[Python-ideas] Speed up os.walk() 5x to 9x by using file attributes from FindFirst/NextFile() and readdir()

Mike Meyer mwm at mired.org
Thu Nov 15 11:29:24 CET 2012


On Nov 15, 2012 1:40 AM, "Ben Hoyt" <benhoyt
<benhoyt at gmail.com>@<benhoyt at gmail.com>
gmail.com <benhoyt at gmail.com>> wrote:
>
> > That's one way of looking at it. The problem is that you tell if a
> > value has been filled or not by having a None value.  But st_mode is
> > itself multi-valued, and you don't always get all available
> > value. Maybe d_type should be it's own attribute? If readdir returns
> > it, we use it as is. If not, then the caller either does the None/stat
> > dance or we make it a property that gets filled from the stat
> > structure.
>
> I'm inclined to KISS and just let the caller handle it. Many other
> things in the "os" module are system dependent, including os.stat(),
> so if the stat_results results returned by iterdir_stat() are system
> dependent, that's just par for the course. I'm thinking of a docstring
> something like:
>
> """Yield tuples of (filename, stat_result) for each filename in
> directory given by "path". Like listdir(), '.' and '..' are skipped.
> The values are yielded in system-dependent order.
>
> Each stat_result is an object like you'd get by calling os.stat() on
> that file, but not all information is present on all systems, and st_*
> fields that are not available will be None.
>
> In practice, stat_result is a full os.stat() on Windows, but only the
> "is type" bits of the st_mode field are available on Linux/OS X/BSD.
> """

There's a code smell here, in that the doc for Unix variants is incomplete
and wrong. Whether or not you get the d_type values depends on the OS
having that extension. Further, there's a d_type value (DT_UNKNOWN) that
isn't a valid value for the S_IFMT bits in st_mode (at least on BSD).

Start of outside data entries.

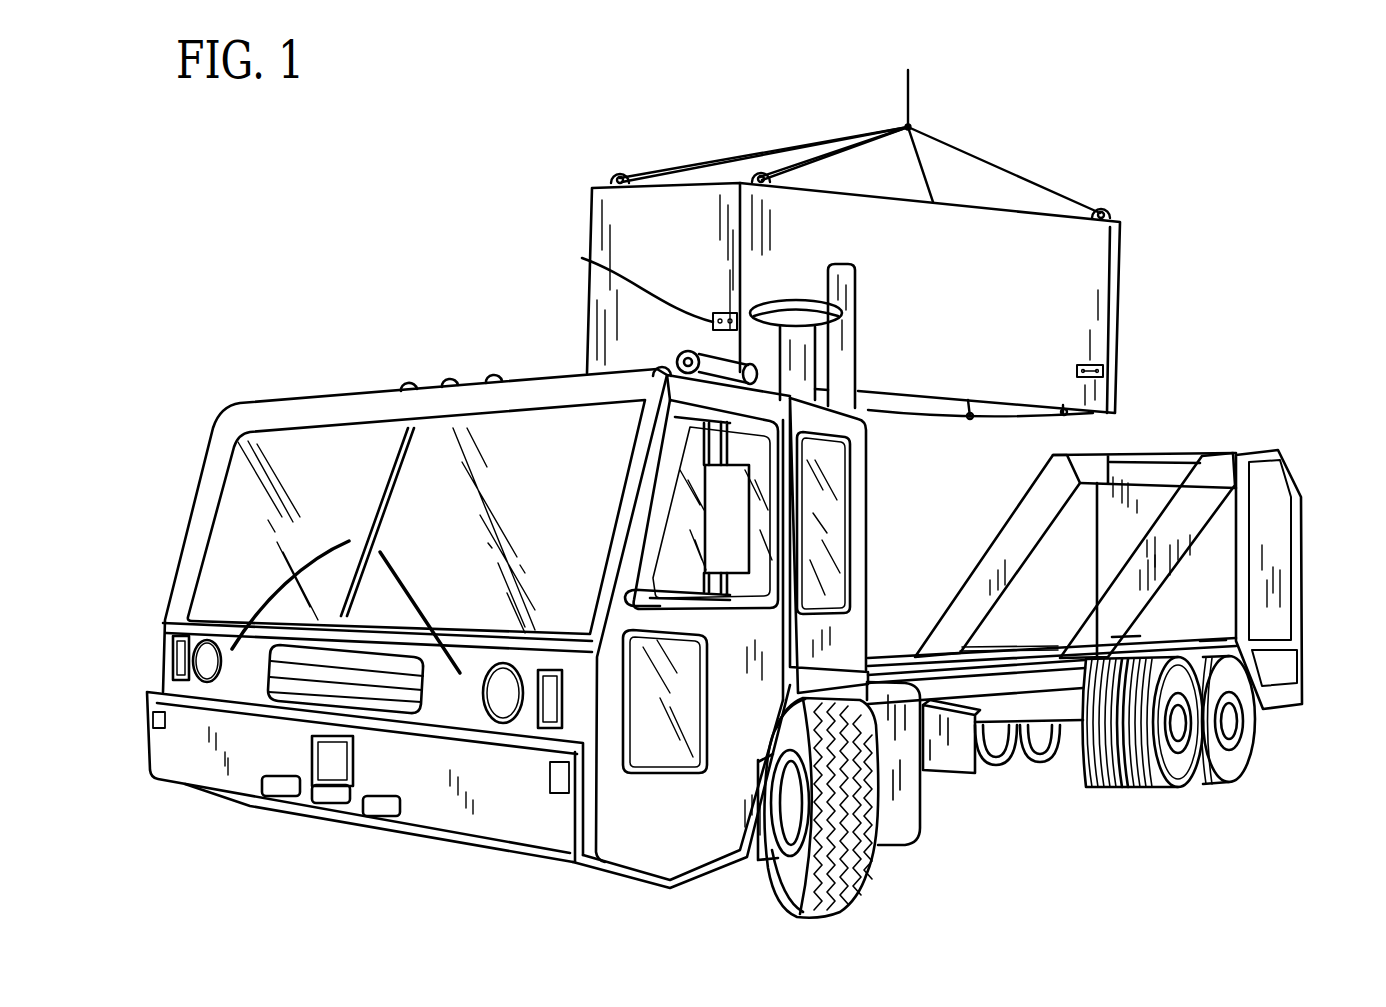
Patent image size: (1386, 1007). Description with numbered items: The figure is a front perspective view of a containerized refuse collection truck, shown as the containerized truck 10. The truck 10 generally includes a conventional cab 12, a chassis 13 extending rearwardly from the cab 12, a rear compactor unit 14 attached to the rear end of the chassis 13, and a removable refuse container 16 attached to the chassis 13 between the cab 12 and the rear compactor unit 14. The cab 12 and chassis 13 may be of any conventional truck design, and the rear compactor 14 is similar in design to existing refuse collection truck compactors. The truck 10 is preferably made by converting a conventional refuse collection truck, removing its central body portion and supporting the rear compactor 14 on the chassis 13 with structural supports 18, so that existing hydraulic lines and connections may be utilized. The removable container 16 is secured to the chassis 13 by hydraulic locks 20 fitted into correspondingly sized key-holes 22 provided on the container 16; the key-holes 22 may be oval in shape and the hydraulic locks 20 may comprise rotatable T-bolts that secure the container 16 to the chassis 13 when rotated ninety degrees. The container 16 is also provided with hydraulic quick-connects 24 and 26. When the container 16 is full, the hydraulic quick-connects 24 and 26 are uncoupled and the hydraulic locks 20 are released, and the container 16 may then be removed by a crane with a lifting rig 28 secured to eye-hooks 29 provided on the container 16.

The containerized truck 10 is at (281, 273).
The cab 12 is at (477, 374).
The chassis 13 is at (960, 688).
The rear compactor unit 14 is at (1170, 450).
The removable refuse container 16 is at (1118, 292).
The structural supports 18 is at (1090, 610).
The hydraulic locks 20 is at (1213, 640).
The key-holes 22 is at (1065, 415).
The hydraulic quick-connect 24 is at (712, 318).
The hydraulic quick-connect 26 is at (1107, 371).
The lifting rig 28 is at (951, 152).
The eye-hooks 29 is at (1100, 212).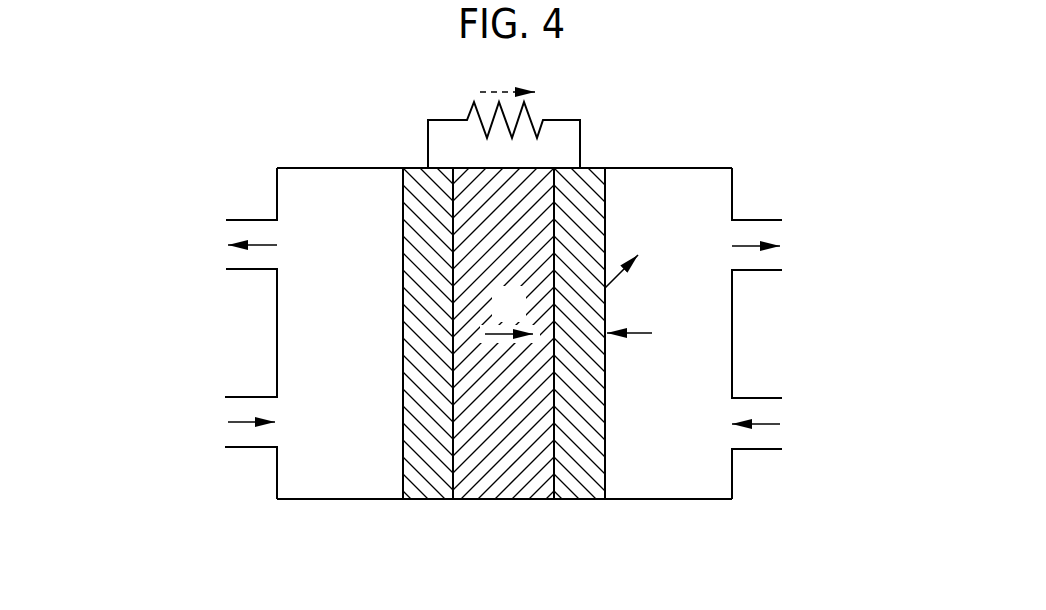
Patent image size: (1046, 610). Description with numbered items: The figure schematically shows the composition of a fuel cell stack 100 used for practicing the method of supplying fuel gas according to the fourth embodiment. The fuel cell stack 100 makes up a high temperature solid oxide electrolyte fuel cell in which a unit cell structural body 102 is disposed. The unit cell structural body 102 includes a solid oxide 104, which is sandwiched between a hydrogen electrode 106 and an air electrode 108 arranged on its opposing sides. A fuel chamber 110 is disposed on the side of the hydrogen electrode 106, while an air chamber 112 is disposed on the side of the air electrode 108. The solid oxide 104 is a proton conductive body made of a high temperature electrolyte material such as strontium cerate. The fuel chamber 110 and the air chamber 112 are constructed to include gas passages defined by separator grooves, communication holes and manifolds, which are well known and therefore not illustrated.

The fuel cell stack 100 is at (687, 125).
The unit cell structural body 102 is at (534, 375).
The solid oxide 104 is at (487, 500).
The hydrogen electrode 106 is at (428, 500).
The air electrode 108 is at (568, 500).
The fuel chamber 110 is at (283, 338).
The air chamber 112 is at (793, 348).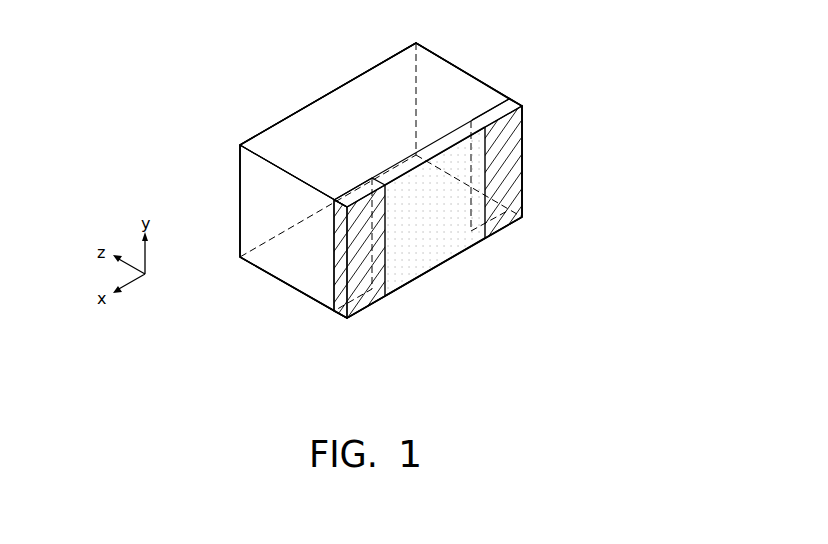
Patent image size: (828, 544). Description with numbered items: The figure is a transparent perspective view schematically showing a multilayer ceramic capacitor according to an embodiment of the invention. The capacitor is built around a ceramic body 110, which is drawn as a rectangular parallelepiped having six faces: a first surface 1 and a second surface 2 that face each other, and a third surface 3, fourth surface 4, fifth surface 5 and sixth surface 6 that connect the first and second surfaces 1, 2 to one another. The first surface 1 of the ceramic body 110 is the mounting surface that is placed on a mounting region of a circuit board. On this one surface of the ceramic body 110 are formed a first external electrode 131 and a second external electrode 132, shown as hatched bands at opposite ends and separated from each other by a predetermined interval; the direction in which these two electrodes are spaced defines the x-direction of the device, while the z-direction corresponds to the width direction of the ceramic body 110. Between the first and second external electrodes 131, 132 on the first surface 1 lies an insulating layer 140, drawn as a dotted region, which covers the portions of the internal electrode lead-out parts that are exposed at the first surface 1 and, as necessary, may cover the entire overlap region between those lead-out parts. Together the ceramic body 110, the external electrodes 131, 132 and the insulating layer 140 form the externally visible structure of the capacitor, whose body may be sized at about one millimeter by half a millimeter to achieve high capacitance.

The first surface 1 is at (448, 233).
The ceramic body 110 is at (241, 178).
The first external electrode 131 is at (358, 313).
The second external electrode 132 is at (521, 190).
The insulating layer 140 is at (410, 283).
The second surface 2 is at (288, 148).
The third surface 3 is at (243, 223).
The fourth surface 4 is at (450, 86).
The fifth surface 5 is at (356, 103).
The sixth surface 6 is at (318, 278).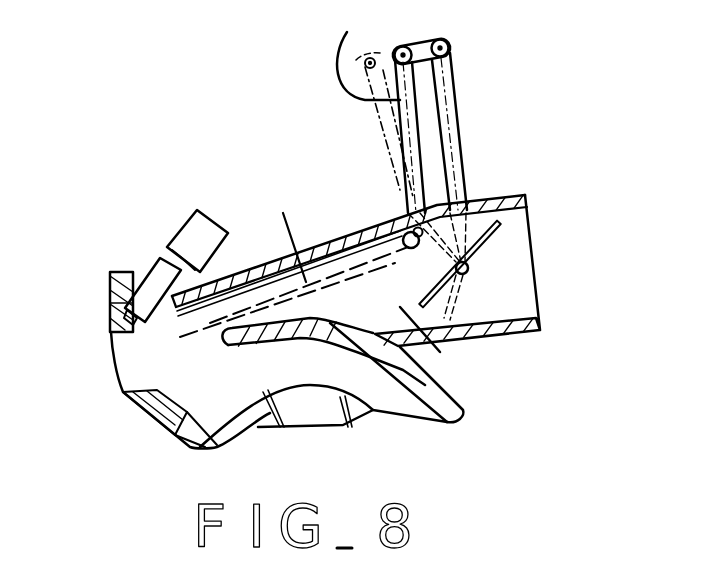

> So in real life, if you're using more than stat.S_ISDIR() of st_mode,
> you'll need to call stat separately. But 1) it's quite rare to need eg
> the permissions bits in this context, and 2) if you're expecting
> st_mode to have that extra stuff your code's already system-dependent,
> as permission bits don't mean much on Windows.
>
> But the main point is that what the OS gives you for free is easily
available.

If the goal is to make os.walk fast, then it might be better (on Posix
systems, anyway) to see if it can be built on top of ftw instead of
low-level directory scanning routines.